As usual, about 0.5-1 mm needed to be thinned out in both top and bottom, Levin made almost all of his instruments with extra thick wood in the top and bottom to avoid reclaims. The bottom was thinned both with the drum sander and hand sanding with coarse sandpaper. The tops were planed thinner on the inside and sanded with a sanding mouse. In the top, I just thin out the large area under the sound hole. You want the top to be as strong as possible around and above the sound hole. The area around the bridge is what is most important to get a good sound and there the top must not be thicker than 3 mm for the best sound. In these two we jumped over the thin top brace under the bridge plate, instead the middle part of the cross-shaped bridge plate was made a little longer. I think it's good for the sound and that the top is strong enough without that brace.
During the free weekend I had time to make one of the measurements of the intonation and vibrate the guitars with strings at tension. The last two days, a nut and a segmented saddle were made. Here are pictures when Björn tested the first finished guitar!
Since it was dark and snowstorm outside and not much time, I could only take pictures indoors. Pictures are always best when taken in sunlight.
1913 Levin had something as unusual as a celluloid medallion with the print intact.

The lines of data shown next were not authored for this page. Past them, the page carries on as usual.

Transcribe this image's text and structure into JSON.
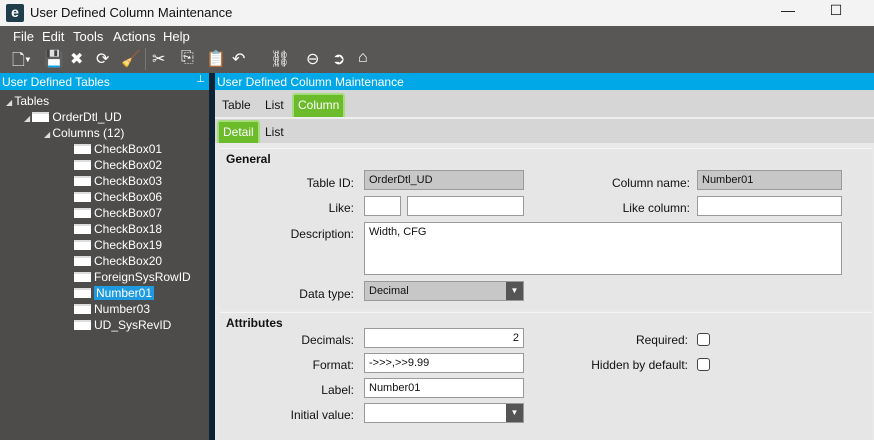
{
  "window": {
    "title": "User Defined Column Maintenance",
    "logo": "e"
  },
  "menu": [
    "File",
    "Edit",
    "Tools",
    "Actions",
    "Help"
  ],
  "toolbar_icons": [
    "new-icon",
    "save-icon",
    "delete-icon",
    "refresh-icon",
    "clear-icon",
    "cut-icon",
    "copy-icon",
    "paste-icon",
    "undo-icon",
    "search-icon",
    "back-icon",
    "forward-icon",
    "home-icon"
  ],
  "left": {
    "header": "User Defined Tables",
    "pin": "📌",
    "tree": {
      "root": "Tables",
      "table": "OrderDtl_UD",
      "columns": "Columns (12)",
      "items": [
        "CheckBox01",
        "CheckBox02",
        "CheckBox03",
        "CheckBox06",
        "CheckBox07",
        "CheckBox18",
        "CheckBox19",
        "CheckBox20",
        "ForeignSysRowID",
        "Number01",
        "Number03",
        "UD_SysRevID"
      ],
      "selected": "Number01"
    }
  },
  "right": {
    "header": "User Defined Column Maintenance",
    "tabs": [
      "Table",
      "List",
      "Column"
    ],
    "active_tab": "Column",
    "subtabs": [
      "Detail",
      "List"
    ],
    "active_subtab": "Detail",
    "general": {
      "title": "General",
      "table_id_label": "Table ID:",
      "table_id": "OrderDtl_UD",
      "column_name_label": "Column name:",
      "column_name": "Number01",
      "like_label": "Like:",
      "like1": "",
      "like2": "",
      "like_column_label": "Like column:",
      "like_column": "",
      "description_label": "Description:",
      "description": "Width, CFG",
      "data_type_label": "Data type:",
      "data_type": "Decimal"
    },
    "attributes": {
      "title": "Attributes",
      "decimals_label": "Decimals:",
      "decimals": "2",
      "format_label": "Format:",
      "format": "->>>,>>9.99",
      "label_label": "Label:",
      "label": "Number01",
      "initial_value_label": "Initial value:",
      "initial_value": "",
      "required_label": "Required:",
      "required": false,
      "hidden_label": "Hidden by default:",
      "hidden": false
    }
  },
  "colors": {
    "accent_blue": "#00a8e8",
    "tab_green": "#6bbb2a",
    "dark": "#595755"
  }
}
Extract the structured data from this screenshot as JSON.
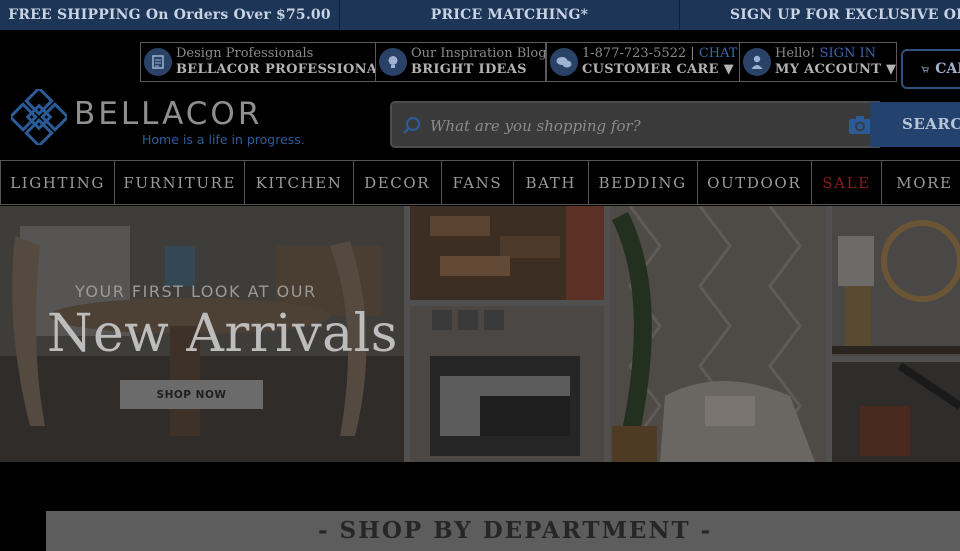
{
  "promo_bar": [
    "FREE SHIPPING On Orders Over $75.00",
    "PRICE MATCHING*",
    "SIGN UP FOR EXCLUSIVE OFFERS"
  ],
  "utility": {
    "pro": {
      "top": "Design Professionals",
      "bottom": "BELLACOR PROFESSIONAL",
      "icon": "clipboard-icon"
    },
    "blog": {
      "top": "Our Inspiration Blog",
      "bottom": "BRIGHT IDEAS",
      "icon": "lightbulb-icon"
    },
    "care": {
      "phone": "1-877-723-5522 |",
      "chat": "CHAT",
      "bottom": "CUSTOMER CARE ▼",
      "icon": "chat-bubbles-icon"
    },
    "account": {
      "hello": "Hello!",
      "sign_in": "SIGN IN",
      "bottom": "MY ACCOUNT ▼",
      "icon": "user-icon"
    },
    "cart_label": "CART"
  },
  "logo": {
    "name": "BELLACOR",
    "tagline": "Home is a life in progress."
  },
  "search": {
    "placeholder": "What are you shopping for?",
    "button": "SEARCH"
  },
  "nav": [
    "LIGHTING",
    "FURNITURE",
    "KITCHEN",
    "DECOR",
    "FANS",
    "BATH",
    "BEDDING",
    "OUTDOOR",
    "SALE",
    "MORE"
  ],
  "hero": {
    "eyebrow": "YOUR FIRST LOOK AT OUR",
    "title": "New Arrivals",
    "button": "SHOP NOW"
  },
  "department_heading": "- SHOP BY DEPARTMENT -",
  "colors": {
    "promo_bg": "#1d3556",
    "accent": "#23426e",
    "sale": "#8c1c1c"
  }
}
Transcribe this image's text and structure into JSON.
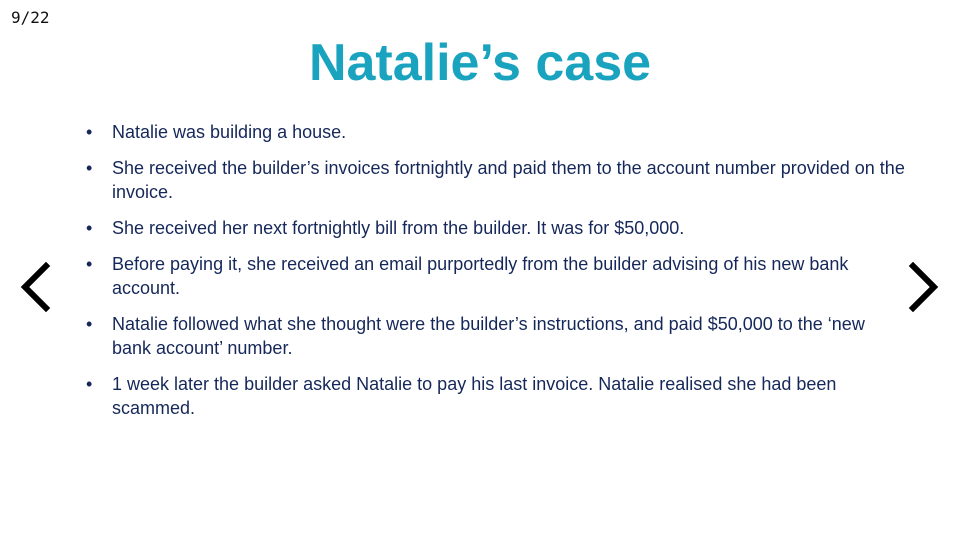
{
  "slide": {
    "counter": "9/22",
    "title": "Natalie’s case",
    "bullets": [
      "Natalie was building a house.",
      "She received the builder’s invoices fortnightly and paid them to the account number provided on the invoice.",
      "She received her next fortnightly bill from the builder. It was for $50,000.",
      "Before paying it, she received an email purportedly from the builder advising of his new bank account.",
      "Natalie followed what she thought were the builder’s instructions, and paid $50,000 to the ‘new bank account’ number.",
      "1 week later the builder asked Natalie to pay his last invoice. Natalie realised she had been scammed."
    ],
    "bullet_marker": "•"
  },
  "navigation": {
    "prev_icon": "chevron-left-icon",
    "next_icon": "chevron-right-icon"
  },
  "colors": {
    "title": "#1aa3bf",
    "body_text": "#16285a",
    "background": "#ffffff"
  }
}
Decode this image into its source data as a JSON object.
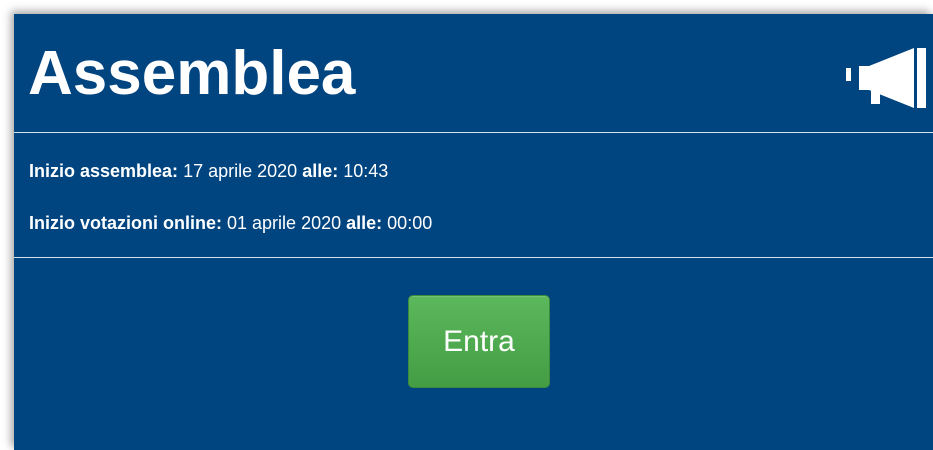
{
  "header": {
    "title": "Assemblea",
    "icon": "megaphone-icon"
  },
  "info": {
    "assembly_start_label": "Inizio assemblea:",
    "assembly_start_date": "17 aprile 2020",
    "assembly_start_time_label": "alle:",
    "assembly_start_time": "10:43",
    "voting_start_label": "Inizio votazioni online:",
    "voting_start_date": "01 aprile 2020",
    "voting_start_time_label": "alle:",
    "voting_start_time": "00:00"
  },
  "actions": {
    "enter_label": "Entra"
  },
  "colors": {
    "panel_background": "#004480",
    "button_green": "#5cb85c",
    "text": "#ffffff"
  }
}
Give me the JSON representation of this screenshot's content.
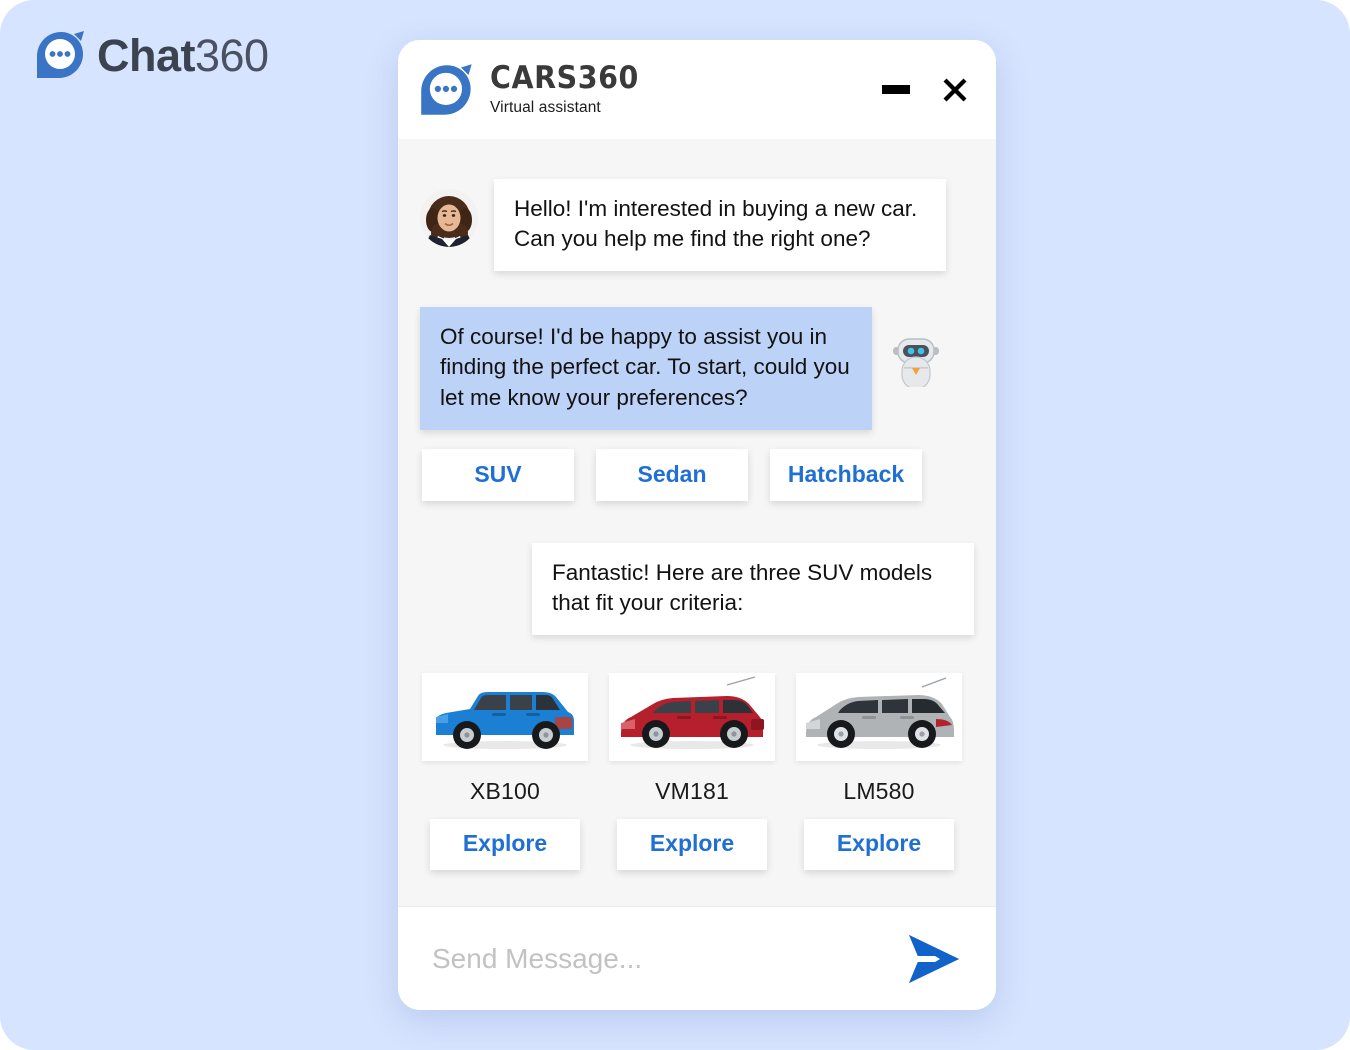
{
  "brand": {
    "logo_icon": "chat-bubble-dots-icon",
    "name_primary": "Chat",
    "name_secondary": "360"
  },
  "widget": {
    "header": {
      "logo_icon": "chat-bubble-dots-icon",
      "title": "CARS360",
      "subtitle": "Virtual assistant",
      "minimize_icon": "minimize-icon",
      "close_icon": "close-icon"
    },
    "messages": [
      {
        "sender": "user",
        "avatar_icon": "user-avatar-photo",
        "text": "Hello! I'm interested in buying a new car. Can you help me find the right one?"
      },
      {
        "sender": "bot",
        "avatar_icon": "robot-avatar-icon",
        "text": "Of course! I'd be happy to assist you in finding the perfect car. To start, could you let me know your preferences?"
      },
      {
        "sender": "bot",
        "text": "Fantastic! Here are three SUV models that fit your criteria:"
      }
    ],
    "quick_replies": [
      {
        "label": "SUV"
      },
      {
        "label": "Sedan"
      },
      {
        "label": "Hatchback"
      }
    ],
    "car_cards": [
      {
        "name": "XB100",
        "button_label": "Explore",
        "image_icon": "blue-suv-image",
        "color": "#1b7fd4"
      },
      {
        "name": "VM181",
        "button_label": "Explore",
        "image_icon": "red-mpv-image",
        "color": "#b5202c"
      },
      {
        "name": "LM580",
        "button_label": "Explore",
        "image_icon": "silver-minivan-image",
        "color": "#b0b3b6"
      }
    ],
    "composer": {
      "placeholder": "Send Message...",
      "value": "",
      "send_icon": "send-paper-plane-icon"
    }
  },
  "colors": {
    "page_background": "#d6e4ff",
    "widget_background": "#f6f6f6",
    "accent_blue": "#1f6fd4",
    "bot_bubble": "#bcd2f7",
    "user_bubble": "#ffffff",
    "logo_blue": "#3a74c4"
  }
}
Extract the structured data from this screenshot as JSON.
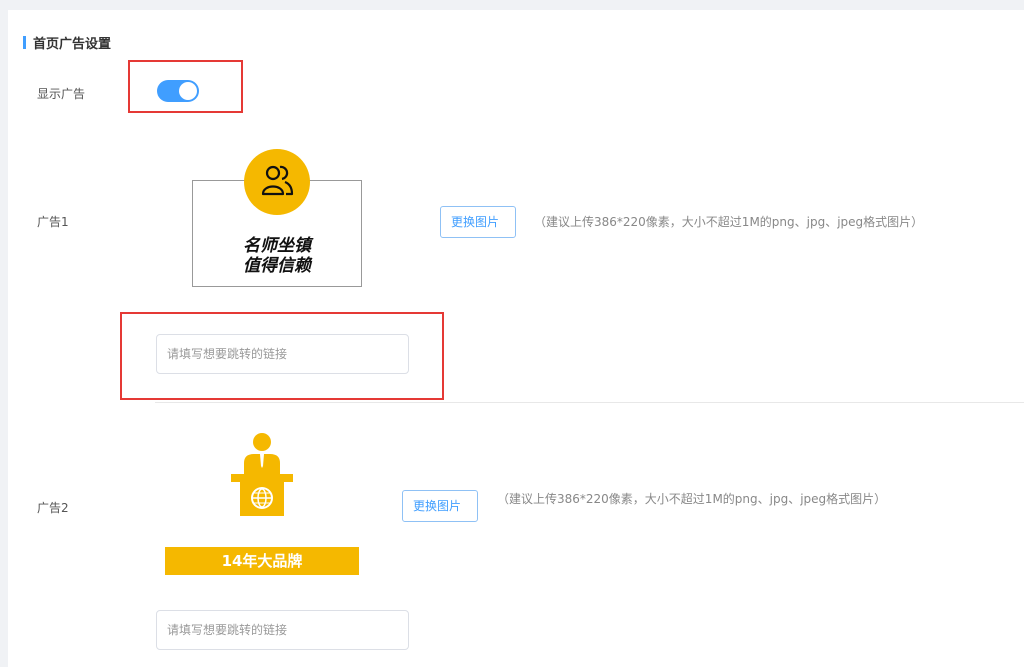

1907 Levin had a lot of crush damage to the back of the neck in the soft poplar wood from a medieval capo. Thanks to the two free days, I was able to fill in the pits with tough number 30 super glue from Stewmac. It was allowed to air dry for two days and could then be sanded level with the neck. In principle, the pits are filled with transparent plastic. The repair is still visible, but feels good to the fingers. The medallion was completely white without print as they almost always are. The bottom and side were wood grain painted in a darker color than 1913.
Björn was very happy with both guitars when he picked them up on Wednesday morning after a fun but hardworking apprenticeship week!